The study’s findings suggest that the expansion of transnational large-scale land acquisitions (LSLAs) by agribusiness companies enhance the strain on water availability and exacerbate competition over local water resources.

“Water scarcity was substantially enhanced by the shift to water-intensive crops by agribusiness investors and the expansion of irrigated cultivation,” said Paolo D’Odorico, professor of and chair of the UC Berkeley Department of Environmental Science, Policy and Management. D’Odorico, one of the study co-authors, conducted the research as part of a working group at  the National Socio-Environmental Synthesis Center (SESYNC).

Since 2005, transnational LSLAs have affected more than 90 million hectares of arable land across more than 100 countries. Lead author Dr. Davide Chiarelli, a researcher from the Politecnico di Milano, said small landholders are disproportionately affected by the “global land rush.”

“Large-scale land investments may induce new water competition and appropriations of water resources to the detriment of local smallholder users,” he said.

“Water appropriation through LSLAs is expected to have important effects on smallholder farmers, food security, and rural livelihoods,” said Maria Cristina Rulli, a professor at Politecnico di Milano and senior author of the study. Proponents of LSLAs often tout them as a mechanism to support rural development through financial capital, job creation, agricultural technology transfers, and gains in agricultural productivity.

Two subsistence farmers in a field.

Subsistence farmers (pictured) are increasingly at odds with large-scale commercial farming, which may enhance the strain on a region’s water supply.
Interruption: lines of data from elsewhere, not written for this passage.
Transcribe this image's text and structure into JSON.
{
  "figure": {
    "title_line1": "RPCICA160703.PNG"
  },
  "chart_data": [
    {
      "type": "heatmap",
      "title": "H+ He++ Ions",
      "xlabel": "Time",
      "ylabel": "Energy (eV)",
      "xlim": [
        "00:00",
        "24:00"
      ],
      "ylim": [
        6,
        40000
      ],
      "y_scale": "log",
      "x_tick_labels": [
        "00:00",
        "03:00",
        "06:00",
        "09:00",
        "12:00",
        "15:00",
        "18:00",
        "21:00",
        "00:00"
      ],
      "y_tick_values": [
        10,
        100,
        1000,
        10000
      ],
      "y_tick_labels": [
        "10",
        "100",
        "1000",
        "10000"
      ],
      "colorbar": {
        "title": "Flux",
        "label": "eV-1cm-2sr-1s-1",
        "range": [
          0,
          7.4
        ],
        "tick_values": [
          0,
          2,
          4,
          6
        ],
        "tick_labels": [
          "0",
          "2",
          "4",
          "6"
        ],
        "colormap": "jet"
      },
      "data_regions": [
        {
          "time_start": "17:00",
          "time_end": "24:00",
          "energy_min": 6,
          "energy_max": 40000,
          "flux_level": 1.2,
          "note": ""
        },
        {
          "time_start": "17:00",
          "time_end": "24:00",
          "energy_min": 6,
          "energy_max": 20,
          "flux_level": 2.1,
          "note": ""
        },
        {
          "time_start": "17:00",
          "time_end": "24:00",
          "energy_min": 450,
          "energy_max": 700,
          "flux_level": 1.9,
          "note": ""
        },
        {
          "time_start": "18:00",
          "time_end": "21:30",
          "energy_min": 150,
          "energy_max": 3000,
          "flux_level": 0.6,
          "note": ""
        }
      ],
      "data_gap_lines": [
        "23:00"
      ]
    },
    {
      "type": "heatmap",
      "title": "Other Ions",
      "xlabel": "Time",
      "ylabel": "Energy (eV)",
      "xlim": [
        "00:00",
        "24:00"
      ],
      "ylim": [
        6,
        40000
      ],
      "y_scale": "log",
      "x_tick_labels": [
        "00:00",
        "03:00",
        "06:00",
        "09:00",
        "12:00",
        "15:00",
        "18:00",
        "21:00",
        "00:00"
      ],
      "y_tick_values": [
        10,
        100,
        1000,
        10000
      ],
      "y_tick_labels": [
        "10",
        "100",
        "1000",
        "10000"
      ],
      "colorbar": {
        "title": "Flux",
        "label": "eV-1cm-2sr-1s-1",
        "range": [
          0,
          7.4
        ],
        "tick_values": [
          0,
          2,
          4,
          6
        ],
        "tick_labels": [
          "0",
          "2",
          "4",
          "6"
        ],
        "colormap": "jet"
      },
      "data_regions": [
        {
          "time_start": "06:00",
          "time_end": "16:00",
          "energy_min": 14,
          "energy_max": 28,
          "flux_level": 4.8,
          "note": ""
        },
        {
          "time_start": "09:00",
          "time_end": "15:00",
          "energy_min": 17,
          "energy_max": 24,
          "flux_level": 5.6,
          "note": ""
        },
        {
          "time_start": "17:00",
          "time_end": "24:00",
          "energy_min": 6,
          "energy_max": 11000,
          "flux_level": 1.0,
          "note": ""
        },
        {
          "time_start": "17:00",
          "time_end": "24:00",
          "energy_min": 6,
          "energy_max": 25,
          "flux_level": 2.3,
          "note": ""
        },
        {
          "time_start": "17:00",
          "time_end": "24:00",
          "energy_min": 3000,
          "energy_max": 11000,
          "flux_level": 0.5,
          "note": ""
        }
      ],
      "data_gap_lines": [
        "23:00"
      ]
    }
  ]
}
Credit: Jampel dell’Angelo/Vrije Univeristeit Amsterdam

“There is the need for research that relates large-scale land investments to water dispossession and small-holder farming,” commented Jampel Dell’Angelo, a professor at Vrije Univeristeit Amsterdam.

The research was conducted by an interdisciplinary team of researchers from UC Berkeley, the Politecnico di Milano, Notre Dame University, Colorado State University, the University of Delaware, Vrije Univeristeit Amsterdam, and the University of Maryland. It is part of a SESYNC Pursuit Program on the Food-Energy-Water Interdependencies of the Global Agrarian Transition led by D’Odorico and Dell’Angelo.